King has also received numerous awards for her work, including the Outstanding Scientific Contributions in Health Psychology Award from the American Psychological Association. She was one of 10 U.S. scientists honored by the Association of American Medical Colleges in 2014 for outstanding research targeting health inequities. King has served on various government taskforces in the United States and abroad, including the U.S. Department of Health and Human Services’ Scientific Advisory Committee on National Health Promotion and Disease Prevention Objectives for 2020.

King is committed to helping the next generation of researchers learn about meaningful community partnerships and supporting the aspirations of students who want to serve their communities. The Citizen Science Theory to Practice course is one way she has been able to do that, teaching students how to collect and apply data to drive local change using the Our Voice model.

Zakaria Doueiri, ’23, an undergraduate who joined Our Voice in the summer of 2021 as a Human Biology Research Exploration student, says of working with Dr. King, “Not only has she exposed me to other community-based research approaches and motivated me to think critically about developments in study designs, but she has also given me the opportunity to do fieldwork in underserved communities.”

King says that one key way students have had an impact on Our Voice is by generating ideas for ways to utilize new technology in the program, such as through using augmented reality to visualize the effects of potential projects, as Doueiri is doing currently.

Kane Zha, ’20, who met King as an intern for the Human Biology Research Exploration program and later joined the Our Voice program, said in her nomination letter, “Dr. King and her team’s mentorship taught me the importance of leveraging my privilege as a researcher in an academic institution to center the voices of community members and ensure that any research conducted directly serves their interests.”

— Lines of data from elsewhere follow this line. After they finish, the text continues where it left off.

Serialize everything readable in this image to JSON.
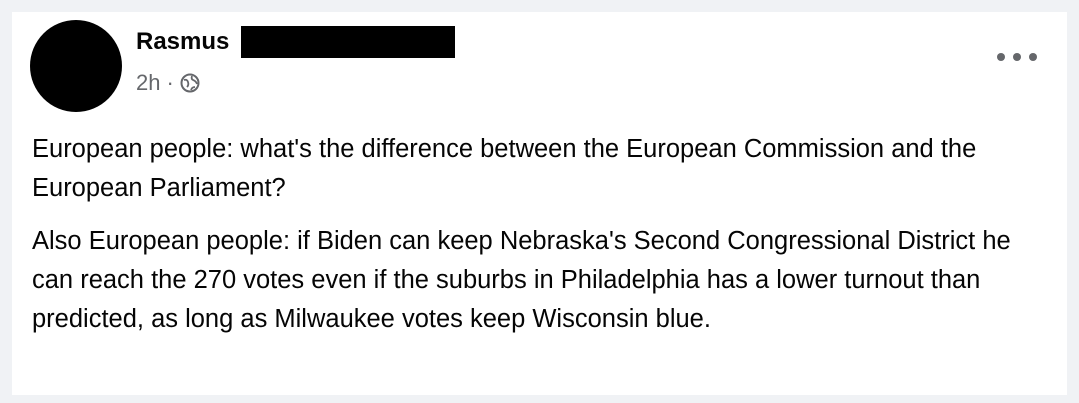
{
  "post": {
    "author": {
      "name": "Rasmus"
    },
    "meta": {
      "time": "2h",
      "separator": "·",
      "privacy_icon": "globe-icon"
    },
    "menu_icon": "more-options-icon",
    "paragraphs": [
      "European people: what's the difference between the European Commission and the European Parliament?",
      "Also European people: if Biden can keep Nebraska's Second Congressional District he can reach the 270 votes even if the suburbs in Philadelphia has a lower turnout than predicted, as long as Milwaukee votes keep Wisconsin blue."
    ]
  },
  "colors": {
    "text": "#050505",
    "secondary": "#65676b",
    "background": "#ffffff",
    "redaction": "#000000"
  }
}
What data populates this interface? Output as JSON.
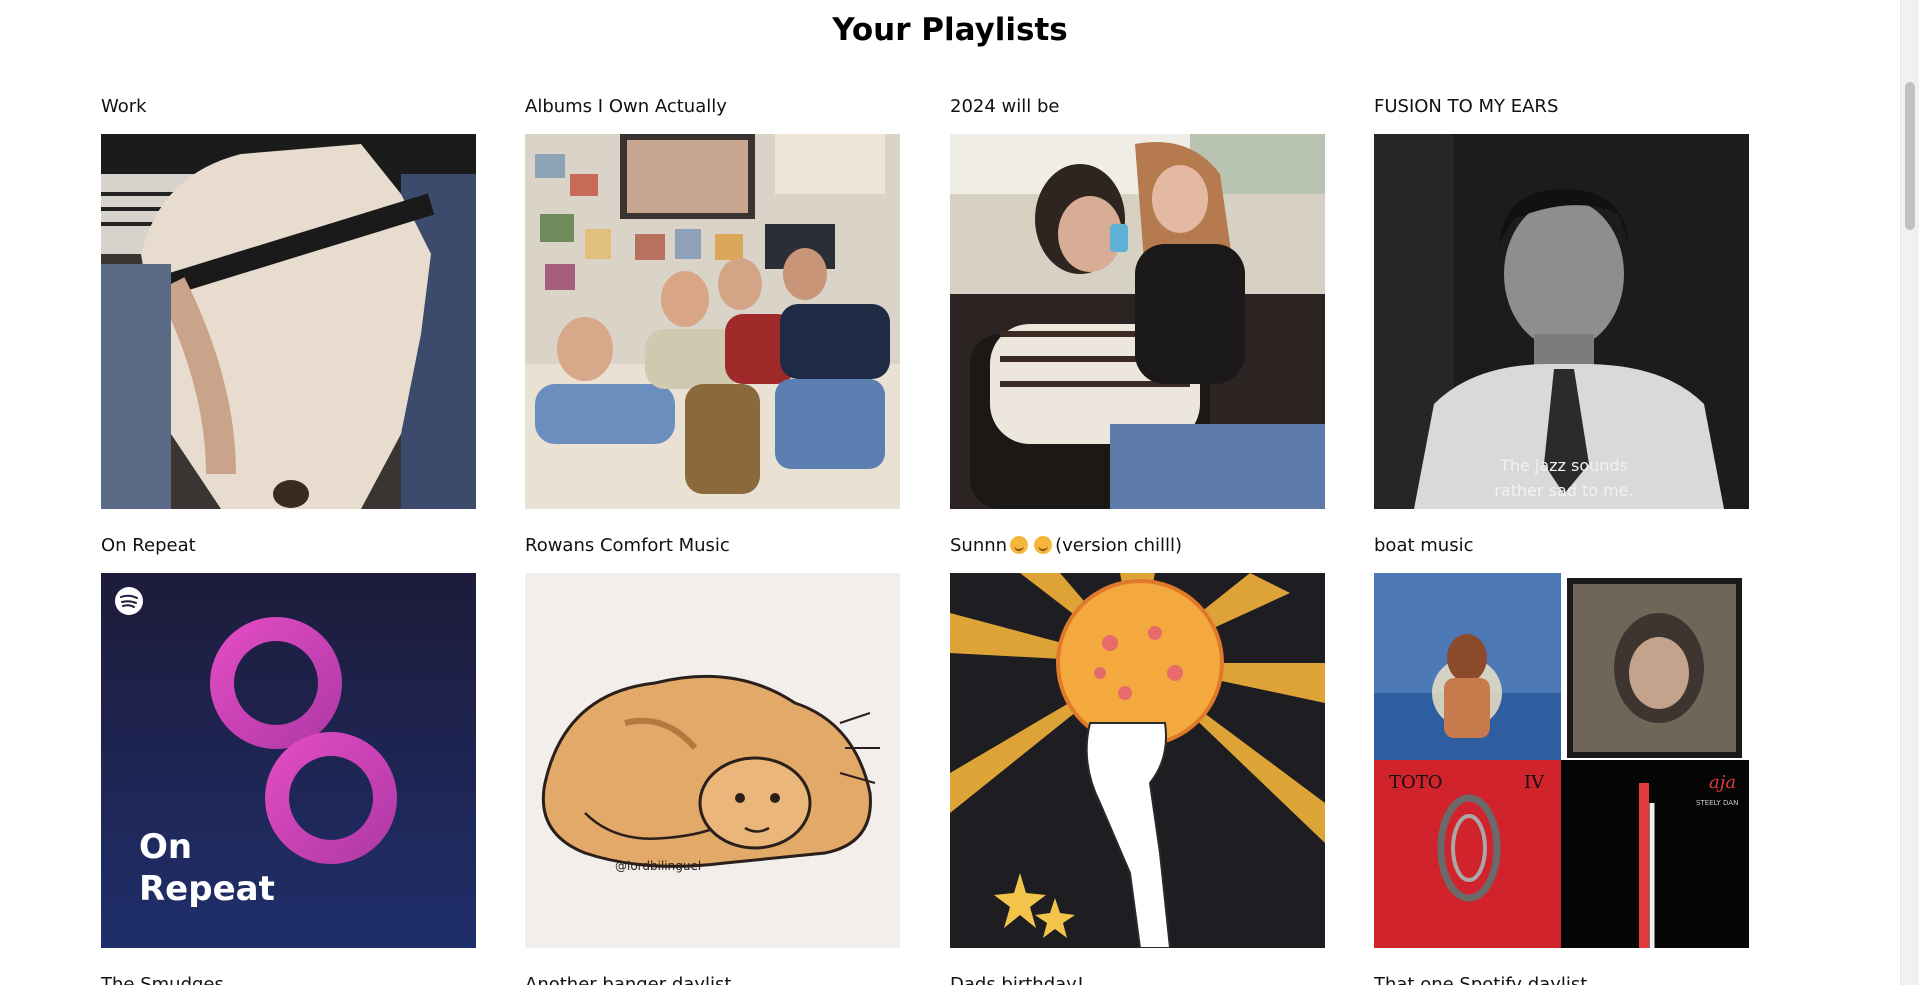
{
  "page": {
    "title": "Your Playlists"
  },
  "playlists": [
    {
      "title": "Work",
      "cover": "photo-cover"
    },
    {
      "title": "Albums I Own Actually",
      "cover": "photo-cover"
    },
    {
      "title": "2024 will be",
      "cover": "photo-cover"
    },
    {
      "title": "FUSION TO MY EARS",
      "cover": "photo-cover",
      "caption_line1": "The jazz sounds",
      "caption_line2": "rather sad to me."
    },
    {
      "title": "On Repeat",
      "cover": "spotify-on-repeat-cover",
      "cover_text_line1": "On",
      "cover_text_line2": "Repeat"
    },
    {
      "title": "Rowans Comfort Music",
      "cover": "illustration-cover",
      "signature": "@lordbilinguel"
    },
    {
      "title_before": "Sunnn",
      "title_after": "(version chilll)",
      "cover": "illustration-cover"
    },
    {
      "title": "boat music",
      "cover": "album-mosaic-cover",
      "album3_text": "TOTO",
      "album3_roman": "IV",
      "album4_text": "aja",
      "album4_sub": "STEELY DAN"
    },
    {
      "title": "The Smudges"
    },
    {
      "title": "Another banger daylist"
    },
    {
      "title": "Dads birthday!"
    },
    {
      "title": "That one Spotify daylist"
    }
  ],
  "colors": {
    "background": "#ffffff",
    "on_repeat_gradient_top": "#1e1b3a",
    "on_repeat_gradient_bottom": "#1f2f6b",
    "on_repeat_accent": "#d23bb5",
    "scrollbar_thumb": "#c1c1c1"
  },
  "icons": {
    "spotify": "spotify-logo-icon"
  }
}
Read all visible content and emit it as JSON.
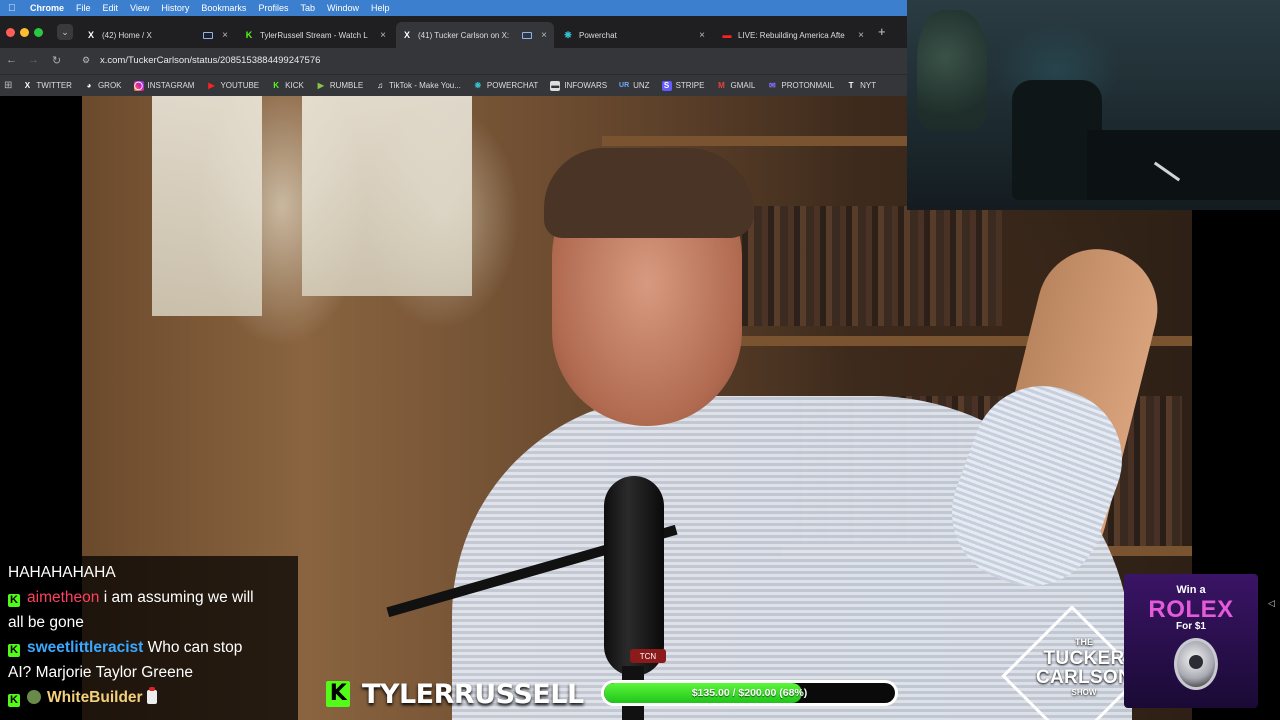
{
  "menubar": {
    "app": "Chrome",
    "items": [
      "File",
      "Edit",
      "View",
      "History",
      "Bookmarks",
      "Profiles",
      "Tab",
      "Window",
      "Help"
    ]
  },
  "tabs": [
    {
      "title": "(42) Home / X",
      "icon": "x-logo-icon"
    },
    {
      "title": "TylerRussell Stream - Watch L",
      "icon": "kick-logo-icon"
    },
    {
      "title": "(41) Tucker Carlson on X:",
      "icon": "x-logo-icon"
    },
    {
      "title": "Powerchat",
      "icon": "powerchat-icon"
    },
    {
      "title": "LIVE: Rebuilding America Afte",
      "icon": "youtube-icon"
    }
  ],
  "toolbar": {
    "url": "x.com/TuckerCarlson/status/2085153884499247576"
  },
  "bookmarks": [
    {
      "label": "TWITTER",
      "icon": "x-logo-icon"
    },
    {
      "label": "GROK",
      "icon": "grok-icon"
    },
    {
      "label": "INSTAGRAM",
      "icon": "instagram-icon"
    },
    {
      "label": "YOUTUBE",
      "icon": "youtube-icon"
    },
    {
      "label": "KICK",
      "icon": "kick-logo-icon"
    },
    {
      "label": "RUMBLE",
      "icon": "rumble-icon"
    },
    {
      "label": "TikTok - Make You...",
      "icon": "tiktok-icon"
    },
    {
      "label": "POWERCHAT",
      "icon": "powerchat-icon"
    },
    {
      "label": "INFOWARS",
      "icon": "infowars-icon"
    },
    {
      "label": "UNZ",
      "icon": "unz-icon"
    },
    {
      "label": "STRIPE",
      "icon": "stripe-icon"
    },
    {
      "label": "GMAIL",
      "icon": "gmail-icon"
    },
    {
      "label": "PROTONMAIL",
      "icon": "protonmail-icon"
    },
    {
      "label": "NYT",
      "icon": "nyt-icon"
    }
  ],
  "chat": {
    "partial_line": "HAHAHAHAHA",
    "messages": [
      {
        "user": "aimetheon",
        "text_a": "i am assuming we will",
        "text_b": "all be gone"
      },
      {
        "user": "sweetlittleracist",
        "text_a": "Who can stop",
        "text_b": "AI? Marjorie Taylor Greene"
      },
      {
        "user": "WhiteBuilder",
        "text_a": "",
        "text_b": ""
      }
    ]
  },
  "stream": {
    "streamer_name": "TYLERRUSSELL",
    "mic_badge": "TCN",
    "goal_label": "$135.00 / $200.00 (68%)",
    "goal_fraction": 0.68
  },
  "logo": {
    "line1": "THE",
    "line2": "TUCKER",
    "line3": "CARLSON",
    "line4": "SHOW"
  },
  "ad": {
    "line1": "Win a",
    "brand": "ROLEX",
    "line3": "For $1"
  },
  "colors": {
    "kick_green": "#53fc18",
    "chat_user_1": "#ff4060",
    "chat_user_2": "#3aa8ff",
    "chat_user_3": "#f3d07a",
    "menubar_blue": "#3d7fcf"
  }
}
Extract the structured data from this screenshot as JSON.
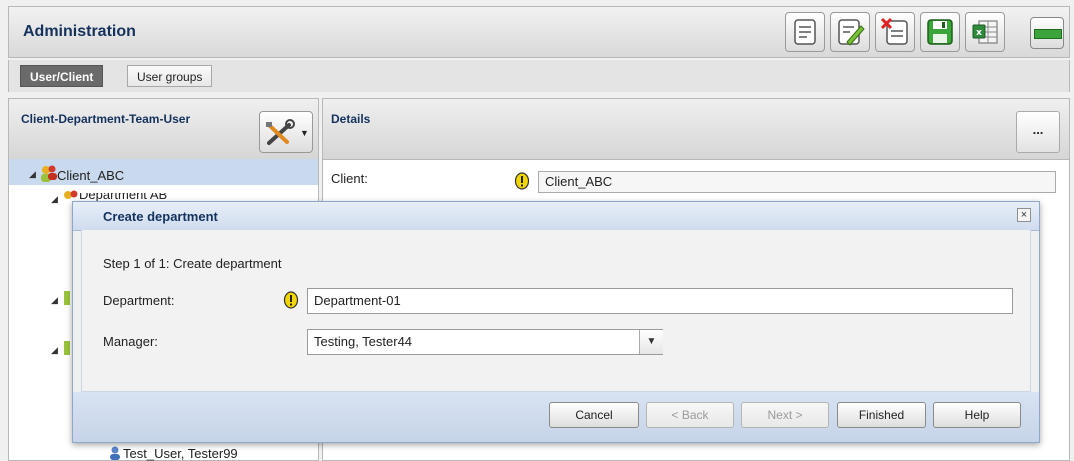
{
  "header": {
    "title": "Administration",
    "toolbar_icons": [
      "note-icon",
      "edit-note-icon",
      "delete-note-icon",
      "save-icon",
      "excel-export-icon",
      "minimize-icon"
    ]
  },
  "tabs": [
    {
      "label": "User/Client",
      "active": true
    },
    {
      "label": "User groups",
      "active": false
    }
  ],
  "left_panel": {
    "title": "Client-Department-Team-User",
    "tree": {
      "client": "Client_ABC",
      "department_partial": "Department AB",
      "user": "Test_User, Tester99"
    }
  },
  "right_panel": {
    "title": "Details",
    "more_label": "...",
    "client_label": "Client:",
    "client_value": "Client_ABC"
  },
  "dialog": {
    "title": "Create department",
    "close_label": "×",
    "step_text": "Step 1 of 1: Create department",
    "department_label": "Department:",
    "department_value": "Department-01",
    "manager_label": "Manager:",
    "manager_value": "Testing, Tester44",
    "buttons": {
      "cancel": "Cancel",
      "back": "< Back",
      "next": "Next >",
      "finished": "Finished",
      "help": "Help"
    }
  },
  "colors": {
    "title_text": "#15325c",
    "tree_selection": "#c9d9ee",
    "warning": "#f2d600"
  }
}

Reflecting on her selection for the Roland Prize award, King said, “I am humbled and honored to win it, and looking at all my incredible colleagues who have won it before, I really feel like I’m standing on the shoulders of giants.” But she does not see this as an award for herself alone, saying, “For me, I would love it if I could put everyone’s name on that award. I really see this as an award for my team.”

Provost Persis Drell will present the Roland Prize, and Vice Provost for Institutional Equity, Access and Community Patrick Dunkley will present the 2022 Community Partnership Awards at a private luncheon on March 4. This year, the allcove Integrated Youth Mental Health and Suicide Prevention Programs, Avenidas-Stanford Elder Care Partnership and Promotoras de Salud Community of Practice will receive Community Partnership Awards.

Gabriella Herrera is the communications associate at the Haas Center for Public Service.